Chemists from the University of California, Berkeley, and the University of Hawaii, Manoa, showed that conditions in space are capable of creating complex dipeptides - linked pairs of amino acids - that are essential building blocks shared by all living things. The discovery opens the door to the possibility that these molecules were brought to Earth aboard a comet or possibly meteorites, catalyzing the formation of proteins (polypeptides), enzymes and even more complex molecules, such as sugars, that are necessary for life. 05 Mar 2013

"It is fascinating to consider that the most basic biochemical building blocks that led to life on Earth may well have had an extraterrestrial origin," said UC Berkeley chemist Richard Mathies, coauthor of a paper published online last week and scheduled for the March 10 print issue of The Astrophysical Journal.

"Opens the door to the possibility" who are they kidding, they only allow for two possibilities:  1-Life giving amino acids squirmed together in the primordial slime.  They give zero probability that a creator God  made it all with His spoken word.  They have no problem believing that it all just jumped into existence all by itself with a Big Bang, but "Let there be Light" just boggles their minds.


Just why do you think that they spend so much money on radio telescopes monitoring for some sign of code being transmitted?  Why is the main goal of the Mars Rover to find signs of life?  I will tell you why.  If you have saw the movie Paul about a space alien, you will remember the two geeks on the road and a the alien pull into a trailer park ran by a Fundamentalist Christian who had raised up his daughter to believe in the literal truth of the Bible.  Well when the cops arrived they snatched the girl and took her along for the ride.  She quoted scripture to Paul about creation, and Paul asked her, “What about me?”  Well that is why they spend so much money looking for life other than on earth, so they can say to Christians, “What about this?  Does this not prove that there was no creation, and evolution is the answer?”, and what you going to say?
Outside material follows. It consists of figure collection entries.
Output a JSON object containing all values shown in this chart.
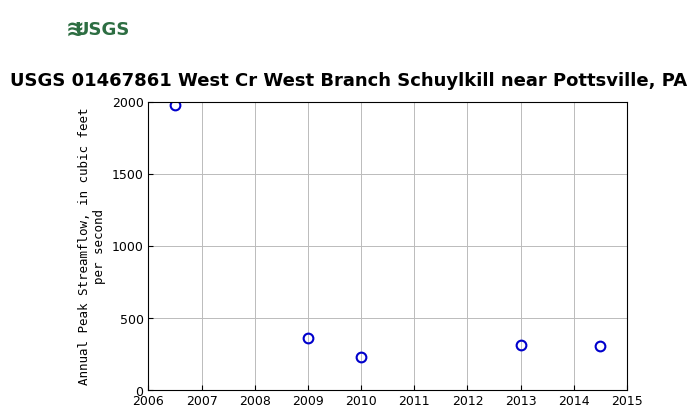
{
  "title": "USGS 01467861 West Cr West Branch Schuylkill near Pottsville, PA",
  "ylabel_line1": "Annual Peak Streamflow, in cubic feet",
  "ylabel_line2": "per second",
  "x_values": [
    2006.5,
    2009.0,
    2010.0,
    2013.0,
    2014.5
  ],
  "y_values": [
    1980,
    360,
    230,
    310,
    305
  ],
  "xlim": [
    2006,
    2015
  ],
  "ylim": [
    0,
    2000
  ],
  "yticks": [
    0,
    500,
    1000,
    1500,
    2000
  ],
  "xticks": [
    2006,
    2007,
    2008,
    2009,
    2010,
    2011,
    2012,
    2013,
    2014,
    2015
  ],
  "marker_color": "#0000cc",
  "marker_size": 7,
  "grid_color": "#bbbbbb",
  "background_color": "#ffffff",
  "header_bg_color": "#2d6e42",
  "header_logo_bg": "#ffffff",
  "title_fontsize": 13,
  "axis_label_fontsize": 9,
  "tick_fontsize": 9
}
They can have their explanation, I have mine.

Below is the video that TED's Chris Anderson censored Rupert Sheldrake, along with Graham Hancock, and removed this video and Hancock's from the TEDx YouTube channel. They dared question the Scientistic Orthodoxy, and for that they have been publicly castigated and defamed.
Presumably TED disavows any copyright claim, as they've disavowed association with the videos.



 In this video Dr. Rupert Sheldrake describes how science is being constricted by unexamined assumptions that have hardened into dogmas. These dogmas not only put arbitrary limits on the depth and scope of science, but may well be dangerous for the future of humanity.  

Go to minute 8 to skip his reiteration of the 10 dogmas that scientists hold as axiomatic.



Rupert Sheldrake, Ph.D. (born 28 June 1942) is a biologist and author of more than 80 scientific papers and ten books. A former Research Fellow of the Royal Society, he studied natural sciences at Cambridge University, where he was a 
Scholar of Clare College, took a double first class honours degree and was awarded the University Botany Prize. He then studied philosophy and history of science at Harvard University, where he was a Frank Knox Fellow, before returning to Cambridge, where he took a Ph.D. in biochemistry. He was a Fellow of Clare College, Cambridge, where he was Director of Studies in biochemistry and cell biology. As the Rosenheim Research Fellow of the Royal Society, he carried out research on the development of plants and the ageing of cells in the Department of Biochemistry at Cambridge University.